I apprenticed as a painter, with my grandfather when I was in my teens, working with him for several summers when he was older and had difficulty doing the work himself, especially moving the heavy ladders around. By that time his work was all residential. I ended up taking a lot of the exterior work and eventually, when he retired, took on the few of his remaining clients. Thus my entry into the building trades. I never intended to work in the trades, but it proved to very helpful to have those skills later on as I began to work as a musician. My grandfather was the first to advise me that if I was going to be a working musician, I had better learn another trade as well.

I never learned the art of faux finishing.

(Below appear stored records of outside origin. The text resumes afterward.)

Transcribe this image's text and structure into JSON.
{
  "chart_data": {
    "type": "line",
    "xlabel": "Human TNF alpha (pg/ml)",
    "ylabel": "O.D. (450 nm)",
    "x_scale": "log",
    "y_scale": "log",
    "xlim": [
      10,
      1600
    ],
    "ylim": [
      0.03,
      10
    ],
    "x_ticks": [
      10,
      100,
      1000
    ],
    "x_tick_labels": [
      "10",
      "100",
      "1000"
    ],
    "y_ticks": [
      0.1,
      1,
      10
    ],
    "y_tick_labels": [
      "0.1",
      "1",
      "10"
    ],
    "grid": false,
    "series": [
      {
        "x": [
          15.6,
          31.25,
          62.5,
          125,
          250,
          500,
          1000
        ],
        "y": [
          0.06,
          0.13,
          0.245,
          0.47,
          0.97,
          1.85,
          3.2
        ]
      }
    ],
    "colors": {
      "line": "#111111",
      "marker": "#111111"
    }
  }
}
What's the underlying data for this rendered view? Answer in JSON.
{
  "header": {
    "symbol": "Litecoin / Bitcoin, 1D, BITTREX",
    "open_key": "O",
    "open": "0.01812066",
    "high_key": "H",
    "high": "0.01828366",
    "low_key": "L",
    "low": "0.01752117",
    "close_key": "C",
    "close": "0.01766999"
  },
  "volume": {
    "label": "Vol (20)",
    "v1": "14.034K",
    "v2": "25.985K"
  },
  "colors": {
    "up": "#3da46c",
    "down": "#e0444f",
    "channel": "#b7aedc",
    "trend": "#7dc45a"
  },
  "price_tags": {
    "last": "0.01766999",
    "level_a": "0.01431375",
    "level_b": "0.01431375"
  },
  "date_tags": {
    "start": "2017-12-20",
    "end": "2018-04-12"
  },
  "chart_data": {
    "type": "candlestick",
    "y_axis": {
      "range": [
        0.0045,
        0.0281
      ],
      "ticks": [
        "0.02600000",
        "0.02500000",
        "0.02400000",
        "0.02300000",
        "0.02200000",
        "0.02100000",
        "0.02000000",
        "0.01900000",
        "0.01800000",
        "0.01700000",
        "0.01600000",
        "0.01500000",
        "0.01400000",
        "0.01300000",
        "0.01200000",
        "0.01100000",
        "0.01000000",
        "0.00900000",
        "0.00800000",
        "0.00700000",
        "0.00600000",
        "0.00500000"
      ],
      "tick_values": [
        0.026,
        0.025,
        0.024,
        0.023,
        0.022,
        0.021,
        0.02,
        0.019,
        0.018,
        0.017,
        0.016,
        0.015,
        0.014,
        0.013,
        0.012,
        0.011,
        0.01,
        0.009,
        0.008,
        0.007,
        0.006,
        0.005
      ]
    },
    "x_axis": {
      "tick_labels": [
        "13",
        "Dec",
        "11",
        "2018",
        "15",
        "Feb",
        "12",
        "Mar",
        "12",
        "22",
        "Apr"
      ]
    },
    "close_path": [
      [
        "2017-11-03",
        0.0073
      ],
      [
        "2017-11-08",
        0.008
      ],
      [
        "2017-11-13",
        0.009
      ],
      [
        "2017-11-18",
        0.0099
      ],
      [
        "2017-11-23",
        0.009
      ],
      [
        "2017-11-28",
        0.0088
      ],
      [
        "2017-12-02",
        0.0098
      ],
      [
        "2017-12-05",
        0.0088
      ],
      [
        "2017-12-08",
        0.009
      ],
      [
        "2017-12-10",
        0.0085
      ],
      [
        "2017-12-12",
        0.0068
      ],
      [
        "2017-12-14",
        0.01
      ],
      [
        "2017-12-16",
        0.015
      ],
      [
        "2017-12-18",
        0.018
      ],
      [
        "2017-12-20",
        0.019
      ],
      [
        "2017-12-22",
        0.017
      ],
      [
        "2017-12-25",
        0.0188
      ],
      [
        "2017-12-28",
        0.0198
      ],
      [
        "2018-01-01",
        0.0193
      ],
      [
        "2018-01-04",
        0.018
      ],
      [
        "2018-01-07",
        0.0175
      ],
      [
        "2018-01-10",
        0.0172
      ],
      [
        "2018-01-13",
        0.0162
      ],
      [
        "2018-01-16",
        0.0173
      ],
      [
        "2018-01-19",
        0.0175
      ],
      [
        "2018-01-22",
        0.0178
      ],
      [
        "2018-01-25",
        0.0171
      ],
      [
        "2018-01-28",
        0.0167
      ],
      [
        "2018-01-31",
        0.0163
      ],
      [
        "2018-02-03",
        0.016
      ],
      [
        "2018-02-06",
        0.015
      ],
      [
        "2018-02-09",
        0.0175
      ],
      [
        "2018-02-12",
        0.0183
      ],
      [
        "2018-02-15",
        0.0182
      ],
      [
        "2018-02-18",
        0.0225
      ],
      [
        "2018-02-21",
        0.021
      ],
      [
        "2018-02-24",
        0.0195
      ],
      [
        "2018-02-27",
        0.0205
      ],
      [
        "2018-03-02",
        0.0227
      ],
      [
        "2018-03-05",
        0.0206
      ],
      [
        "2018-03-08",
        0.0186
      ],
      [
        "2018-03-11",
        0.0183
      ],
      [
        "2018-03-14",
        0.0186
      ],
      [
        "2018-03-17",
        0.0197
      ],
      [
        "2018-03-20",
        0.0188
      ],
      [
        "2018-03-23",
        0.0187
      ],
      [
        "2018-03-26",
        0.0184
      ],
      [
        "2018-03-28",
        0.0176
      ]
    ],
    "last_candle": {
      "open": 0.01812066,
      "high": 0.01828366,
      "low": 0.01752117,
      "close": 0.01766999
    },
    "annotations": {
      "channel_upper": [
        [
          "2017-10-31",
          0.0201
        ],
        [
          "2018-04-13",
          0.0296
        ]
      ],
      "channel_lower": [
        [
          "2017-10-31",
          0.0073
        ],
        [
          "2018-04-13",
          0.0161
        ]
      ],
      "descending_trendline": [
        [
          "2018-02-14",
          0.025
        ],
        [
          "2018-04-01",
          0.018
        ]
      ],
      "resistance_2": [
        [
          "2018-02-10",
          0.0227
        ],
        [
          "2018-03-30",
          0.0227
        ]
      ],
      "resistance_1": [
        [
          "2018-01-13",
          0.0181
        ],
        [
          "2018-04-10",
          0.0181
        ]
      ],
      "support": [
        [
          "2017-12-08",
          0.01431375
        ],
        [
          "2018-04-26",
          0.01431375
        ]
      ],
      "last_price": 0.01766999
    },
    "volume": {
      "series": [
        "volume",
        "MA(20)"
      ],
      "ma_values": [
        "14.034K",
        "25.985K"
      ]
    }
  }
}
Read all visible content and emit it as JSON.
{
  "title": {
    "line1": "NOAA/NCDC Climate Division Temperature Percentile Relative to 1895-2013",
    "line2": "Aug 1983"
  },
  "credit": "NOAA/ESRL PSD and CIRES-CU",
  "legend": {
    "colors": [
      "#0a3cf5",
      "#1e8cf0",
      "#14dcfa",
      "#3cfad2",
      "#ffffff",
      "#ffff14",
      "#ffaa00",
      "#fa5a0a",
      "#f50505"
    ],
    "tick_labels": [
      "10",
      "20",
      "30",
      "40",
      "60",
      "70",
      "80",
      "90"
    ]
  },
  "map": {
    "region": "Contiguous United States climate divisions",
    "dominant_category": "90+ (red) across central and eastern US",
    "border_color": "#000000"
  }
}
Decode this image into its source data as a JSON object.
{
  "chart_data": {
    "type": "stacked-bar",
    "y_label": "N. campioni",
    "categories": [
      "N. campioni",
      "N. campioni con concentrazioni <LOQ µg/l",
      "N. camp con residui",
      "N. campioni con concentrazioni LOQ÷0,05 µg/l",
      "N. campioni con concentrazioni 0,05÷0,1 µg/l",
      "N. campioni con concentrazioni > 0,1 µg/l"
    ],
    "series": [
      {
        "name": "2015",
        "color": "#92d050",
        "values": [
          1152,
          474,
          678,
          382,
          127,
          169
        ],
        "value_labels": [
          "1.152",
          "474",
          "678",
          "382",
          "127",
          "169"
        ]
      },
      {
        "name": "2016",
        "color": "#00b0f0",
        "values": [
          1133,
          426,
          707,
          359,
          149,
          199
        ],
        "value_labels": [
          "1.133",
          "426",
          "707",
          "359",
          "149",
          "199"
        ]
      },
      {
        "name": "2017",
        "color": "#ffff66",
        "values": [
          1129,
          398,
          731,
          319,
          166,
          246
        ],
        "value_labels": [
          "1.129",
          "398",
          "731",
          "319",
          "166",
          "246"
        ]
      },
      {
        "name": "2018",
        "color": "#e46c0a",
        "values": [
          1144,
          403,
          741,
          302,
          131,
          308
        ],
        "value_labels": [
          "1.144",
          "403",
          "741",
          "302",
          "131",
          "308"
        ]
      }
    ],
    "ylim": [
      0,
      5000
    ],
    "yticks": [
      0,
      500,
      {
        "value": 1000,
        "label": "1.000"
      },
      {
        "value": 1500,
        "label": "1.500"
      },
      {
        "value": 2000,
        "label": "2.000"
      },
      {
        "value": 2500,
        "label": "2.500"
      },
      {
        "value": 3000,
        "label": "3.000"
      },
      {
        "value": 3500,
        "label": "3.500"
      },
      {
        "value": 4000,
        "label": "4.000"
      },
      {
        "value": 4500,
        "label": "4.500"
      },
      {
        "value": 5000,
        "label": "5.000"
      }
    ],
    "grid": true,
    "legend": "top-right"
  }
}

He showed me a few things in his basement workshop over the years, and I played around a little, but never had the chance to actually work in it, which is the only way to get real experience. I’ve done a little over the years for one or two clients, but was not very good at it.

The box still has a peculiar old paint smell.

Unreturned

Found another book I never returned to a friend who died a year or so ago. Tell you what, if I ever die suddenly and you’re one of the people that still has one, or some, of the books, music or recordings I’ve lent out over the past decades, feel free to keep them. No guilt. You still have them because they probably mean more to you than they do to me. And no one will know but us. Well just you, actually.